23. July 2018 · Comments Off on If you could apply Text Mining to your archaeological research, what would it look like? · Categories: Uncategorized · Tags: , , , , , ,

By Rachel Fernandez and Mary Whelan

Computer automated part-of-speech analysis of an English sentence.

If you Google “archaeology” and “text mining” you get a pretty small number of results. While both the Archaeology Data Service (ADS) in the UK and Open Context, the American open data and publication service, have worked on projects that apply text mining techniques to archaeological reports, it is probably safe to say that most archaeologists are unfamiliar with how text mining or data science can contribute to archaeological research. This isn’t surprising since most of us specialize in the analysis of some material culture product, not the analysis of written reports. But as McManamon et al. (2017) have pointed out, the volume of new archaeological articles, books, compliance reports and other documents is so large, and grows so quickly, that no one person can possibly read it all. Text mining offers automated approaches that help with this “data deluge.”

Illustration of the stages from binary computer code, to ASCII code, to an English language sentence.

This past April, the Digital Archive of Huhugam Archaeology (DAHA) team hosted an NEH-funded research workshop focused on Archaeology and Text Mining.
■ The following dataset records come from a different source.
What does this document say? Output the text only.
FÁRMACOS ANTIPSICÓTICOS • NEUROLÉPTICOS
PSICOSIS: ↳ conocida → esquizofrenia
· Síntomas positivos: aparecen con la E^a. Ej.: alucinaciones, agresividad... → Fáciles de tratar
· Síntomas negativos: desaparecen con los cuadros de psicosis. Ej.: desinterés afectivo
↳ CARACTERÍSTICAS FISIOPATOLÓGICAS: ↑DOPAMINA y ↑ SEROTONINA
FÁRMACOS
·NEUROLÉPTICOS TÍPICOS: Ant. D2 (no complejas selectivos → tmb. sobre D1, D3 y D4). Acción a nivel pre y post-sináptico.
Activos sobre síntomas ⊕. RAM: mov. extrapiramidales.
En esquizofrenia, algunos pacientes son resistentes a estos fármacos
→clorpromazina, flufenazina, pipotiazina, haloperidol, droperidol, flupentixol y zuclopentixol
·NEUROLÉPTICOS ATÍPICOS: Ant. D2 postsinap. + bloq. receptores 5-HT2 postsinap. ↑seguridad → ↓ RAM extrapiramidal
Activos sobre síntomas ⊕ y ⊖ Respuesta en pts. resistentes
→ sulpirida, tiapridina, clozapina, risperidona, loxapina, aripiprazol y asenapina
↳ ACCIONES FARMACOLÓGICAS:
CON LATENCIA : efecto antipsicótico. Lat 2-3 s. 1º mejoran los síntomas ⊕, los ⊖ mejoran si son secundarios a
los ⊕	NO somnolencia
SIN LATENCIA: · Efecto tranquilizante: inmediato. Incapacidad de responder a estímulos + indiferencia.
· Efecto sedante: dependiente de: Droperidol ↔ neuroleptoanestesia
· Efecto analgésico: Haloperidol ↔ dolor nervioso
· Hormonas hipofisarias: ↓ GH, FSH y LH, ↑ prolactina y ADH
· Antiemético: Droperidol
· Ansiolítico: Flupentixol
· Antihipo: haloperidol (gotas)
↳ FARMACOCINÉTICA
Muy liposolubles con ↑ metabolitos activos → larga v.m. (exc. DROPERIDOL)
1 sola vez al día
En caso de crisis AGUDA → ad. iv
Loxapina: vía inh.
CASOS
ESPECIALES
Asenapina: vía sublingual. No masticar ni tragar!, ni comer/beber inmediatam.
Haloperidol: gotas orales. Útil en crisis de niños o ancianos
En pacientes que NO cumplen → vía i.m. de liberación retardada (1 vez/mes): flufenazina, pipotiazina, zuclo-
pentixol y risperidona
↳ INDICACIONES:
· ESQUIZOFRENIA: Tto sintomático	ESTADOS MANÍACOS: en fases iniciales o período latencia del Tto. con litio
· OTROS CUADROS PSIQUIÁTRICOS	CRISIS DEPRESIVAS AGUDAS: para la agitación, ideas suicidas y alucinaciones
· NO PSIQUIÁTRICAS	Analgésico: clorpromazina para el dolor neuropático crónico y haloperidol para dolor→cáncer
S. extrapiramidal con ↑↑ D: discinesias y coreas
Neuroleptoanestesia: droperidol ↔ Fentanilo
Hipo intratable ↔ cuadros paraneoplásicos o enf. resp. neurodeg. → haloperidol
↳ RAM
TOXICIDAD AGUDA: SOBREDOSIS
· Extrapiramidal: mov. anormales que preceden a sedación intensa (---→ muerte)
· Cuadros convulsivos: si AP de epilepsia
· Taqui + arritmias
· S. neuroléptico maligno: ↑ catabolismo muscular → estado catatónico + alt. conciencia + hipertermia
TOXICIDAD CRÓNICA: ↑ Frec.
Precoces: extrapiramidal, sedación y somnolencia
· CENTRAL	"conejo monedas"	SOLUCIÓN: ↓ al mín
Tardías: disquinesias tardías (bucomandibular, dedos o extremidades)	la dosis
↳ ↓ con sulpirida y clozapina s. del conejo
Led by DAHA investigators Michael Simeone, Keith Kintigh and Adam Brin, we invited 9 panel experts including archaeologists, Native American scholars, and Digital Humanities researchers, to meet with the DAHA team for a day of discussion. We asked the panelists first to simply talk about how they use digital texts in their work, regardless of their discipline.

Working in small groups, the participants discussed the epistemology of research for their respective fields and quickly turned the conversation to the how text mining digital documents could benefit each field. Ideas such as pulling artifact counts and site descriptions from standardized CRM reports to demographic studies were mentioned. Professor David Abbott, a Huhugam Researcher in ASU’s School of Human Evolution and Social Change, brought up the potential for text mining to advance synthetic research.
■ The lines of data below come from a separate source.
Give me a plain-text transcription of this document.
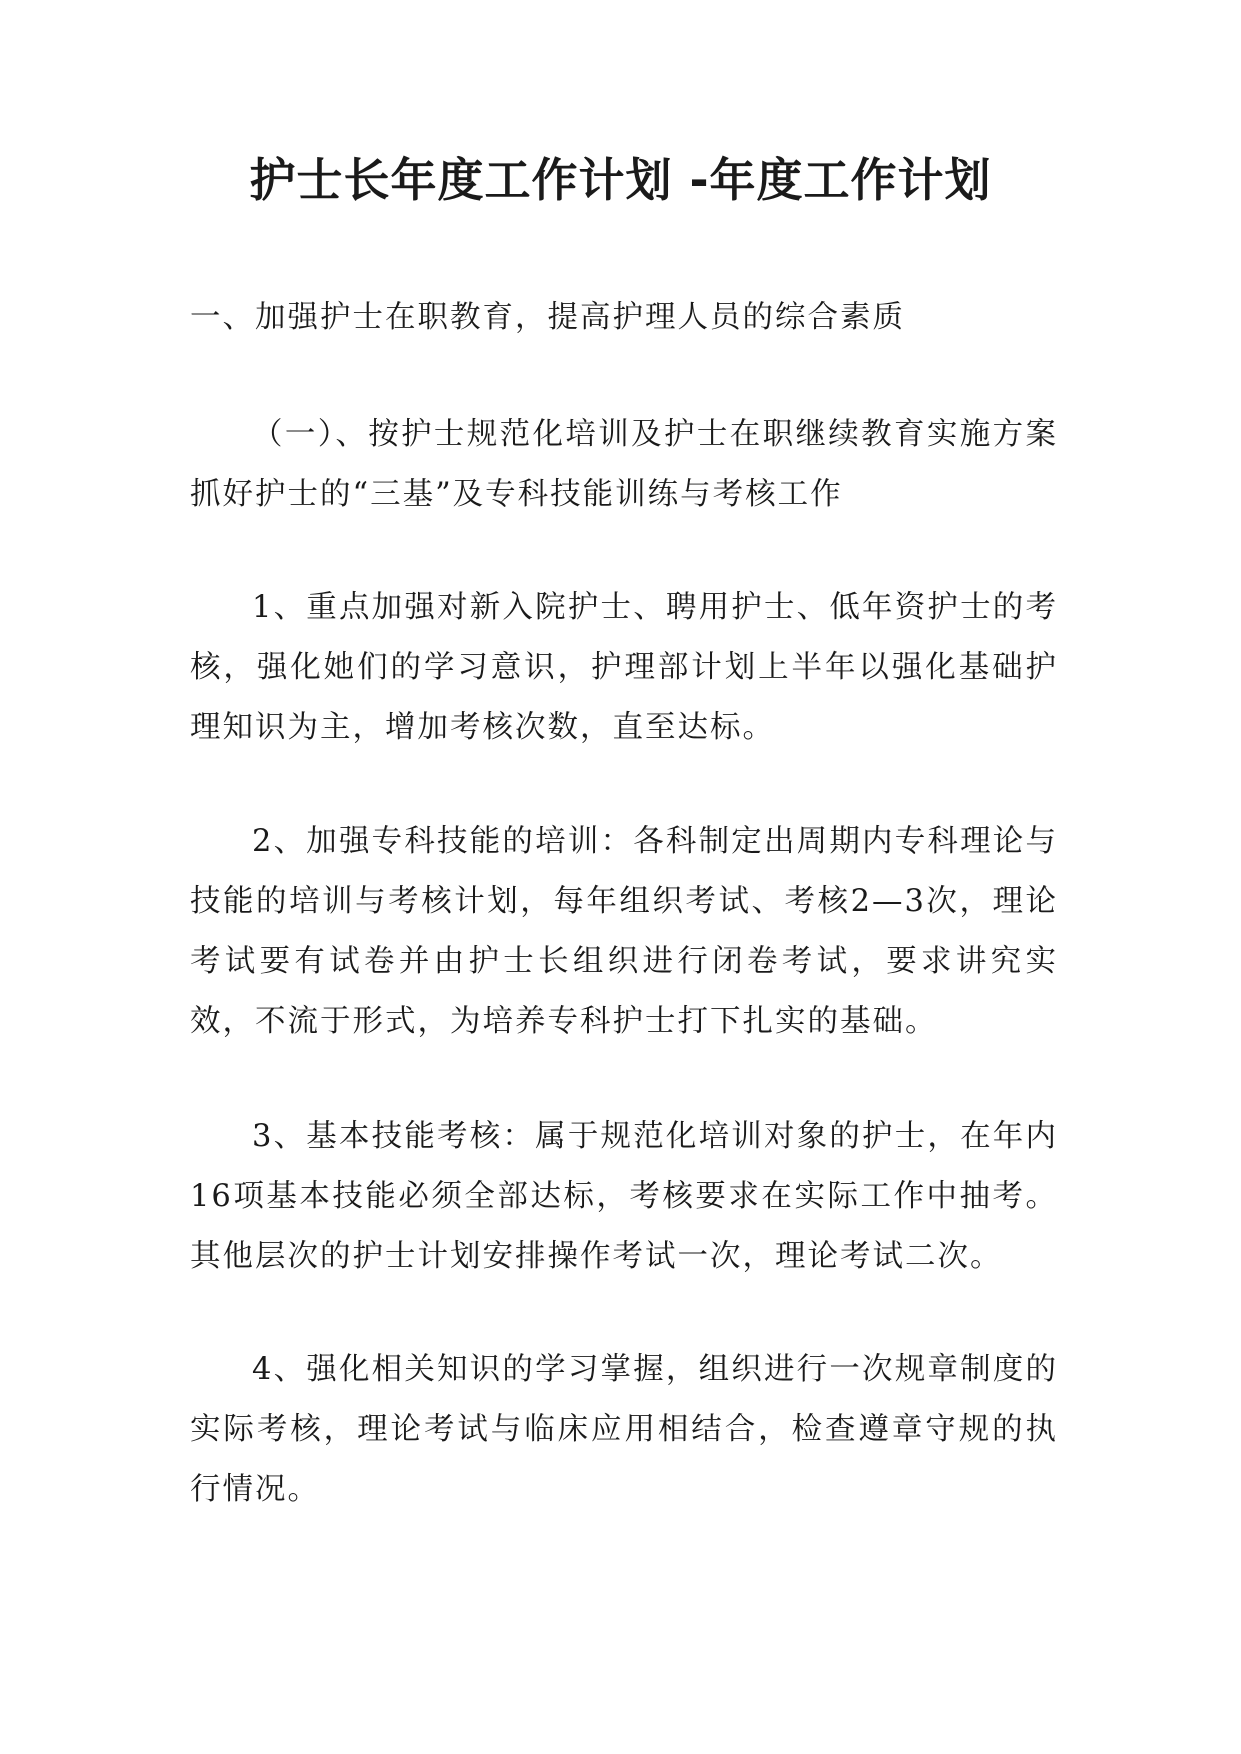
护士长年度工作计划 -年度工作计划

一、加强护士在职教育，提高护理人员的综合素质

（一）、按护士规范化培训及护士在职继续教育实施方案抓好护士的“三基”及专科技能训练与考核工作

1、重点加强对新入院护士、聘用护士、低年资护士的考核，强化她们的学习意识，护理部计划上半年以强化基础护理知识为主，增加考核次数，直至达标。

2、加强专科技能的培训：各科制定出周期内专科理论与技能的培训与考核计划，每年组织考试、考核2—3次，理论考试要有试卷并由护士长组织进行闭卷考试，要求讲究实效，不流于形式，为培养专科护士打下扎实的基础。

3、基本技能考核：属于规范化培训对象的护士，在年内16项基本技能必须全部达标，考核要求在实际工作中抽考。其他层次的护士计划安排操作考试一次，理论考试二次。

4、强化相关知识的学习掌握，组织进行一次规章制度的实际考核，理论考试与临床应用相结合，检查遵章守规的执行情况。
Next, we wanted to hear their ideas about how we might make the DAHA digital text corpus more useful to a broad and diverse audience with text mining. Joshua MacFadyen, Assistant Professor of Environmental Humanities in the School of Historical, Philosophical, and Religious Studies, and the School of Sustainability at ASU, brought up this important question on user experience and how we are able to record and trace this impact of these tools on a diverse user group. In addition, David Martinez, member of the Gila River Indian Community and Associate Professor of American Indian Studies at ASU, hopes that this technology can potentially bridge the gap between community users and researchers and allow the users to interpret data in ways that interest these communities. Overall, text processing was thought to be most useful in aiding filtering and analysis of data, rather than providing direct insights.
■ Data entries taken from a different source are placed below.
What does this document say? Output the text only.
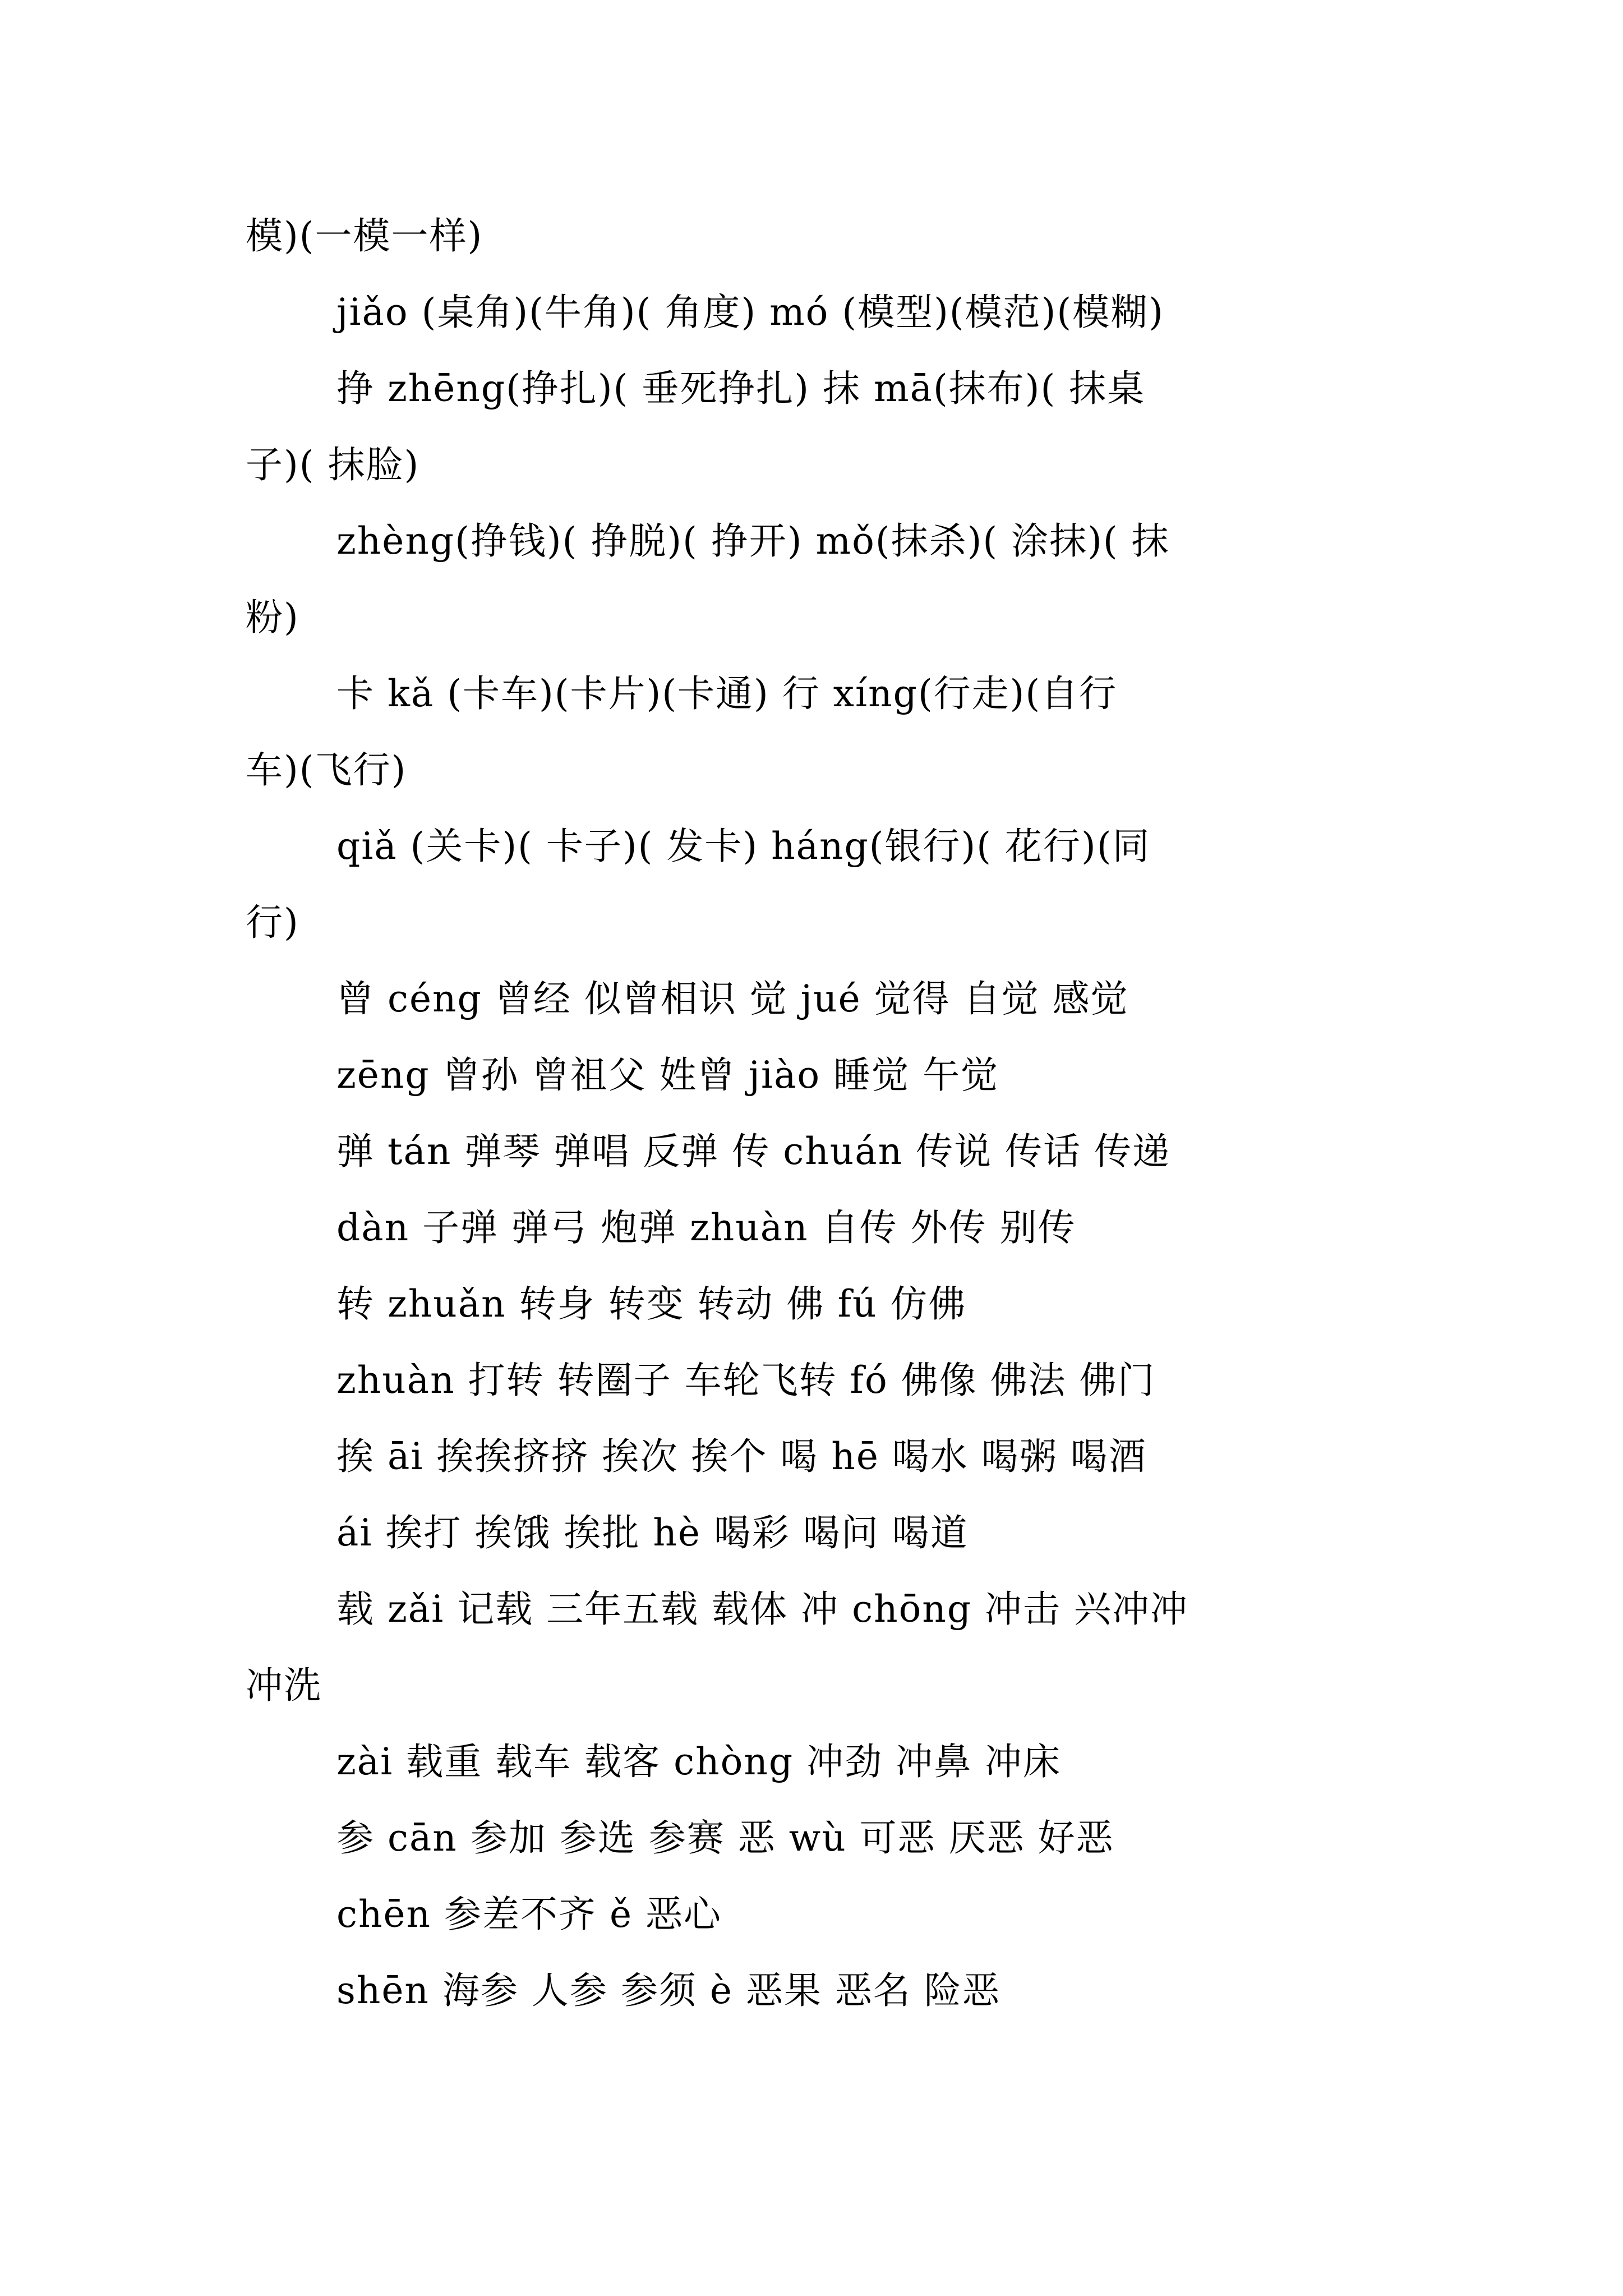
模)(一模一样)
jiǎo (桌角)(牛角)( 角度) mó (模型)(模范)(模糊)
挣 zhēng(挣扎)( 垂死挣扎) 抹 mā(抹布)( 抹桌
子)( 抹脸)
zhèng(挣钱)( 挣脱)( 挣开) mǒ(抹杀)( 涂抹)( 抹
粉)
卡 kǎ (卡车)(卡片)(卡通) 行 xíng(行走)(自行
车)(飞行)
qiǎ (关卡)( 卡子)( 发卡) háng(银行)( 花行)(同
行)
曾 céng 曾经 似曾相识 觉 jué 觉得 自觉 感觉
zēng 曾孙 曾祖父 姓曾 jiào 睡觉 午觉
弹 tán 弹琴 弹唱 反弹 传 chuán 传说 传话 传递
dàn 子弹 弹弓 炮弹 zhuàn 自传 外传 别传
转 zhuǎn 转身 转变 转动 佛 fú 仿佛
zhuàn 打转 转圈子 车轮飞转 fó 佛像 佛法 佛门
挨 āi 挨挨挤挤 挨次 挨个 喝 hē 喝水 喝粥 喝酒
ái 挨打 挨饿 挨批 hè 喝彩 喝问 喝道
载 zǎi 记载 三年五载 载体 冲 chōng 冲击 兴冲冲
冲洗
zài 载重 载车 载客 chòng 冲劲 冲鼻 冲床
参 cān 参加 参选 参赛 恶 wù 可恶 厌恶 好恶
chēn 参差不齐 ě 恶心
shēn 海参 人参 参须 è 恶果 恶名 险恶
Finally, we asked all the participants to reflect on what we accomplished and identify useful directions the DAHA team can take in using Text Mining tools and technology. Some of the possible features to come out from DAHA include: automated tools for the extraction of specific text sections, such as tables, references, or headings, use of ontologies to make documents more efficient, topic related searches, and the ability to gather set of reports and have the data linked to its various sources.

Illustration of the steps in Named Entity Recognition

The DAHA grant proposal focused specifically on Natural Language Processing applications for text analysis. But during the workshop, a number of more general Text Mining approaches were mentioned, including:

  • Corpus Statistics (Word frequencies across corpus)
  • Concordance
  • N-Grams
  • Advanced queries across multiple texts
  • Named Entity Recognition
  • Topic Modeling
  • Sentiment Analysis
  • Network Analysis
  • Text visualization options
  • GeoParsing (geographic information extraction)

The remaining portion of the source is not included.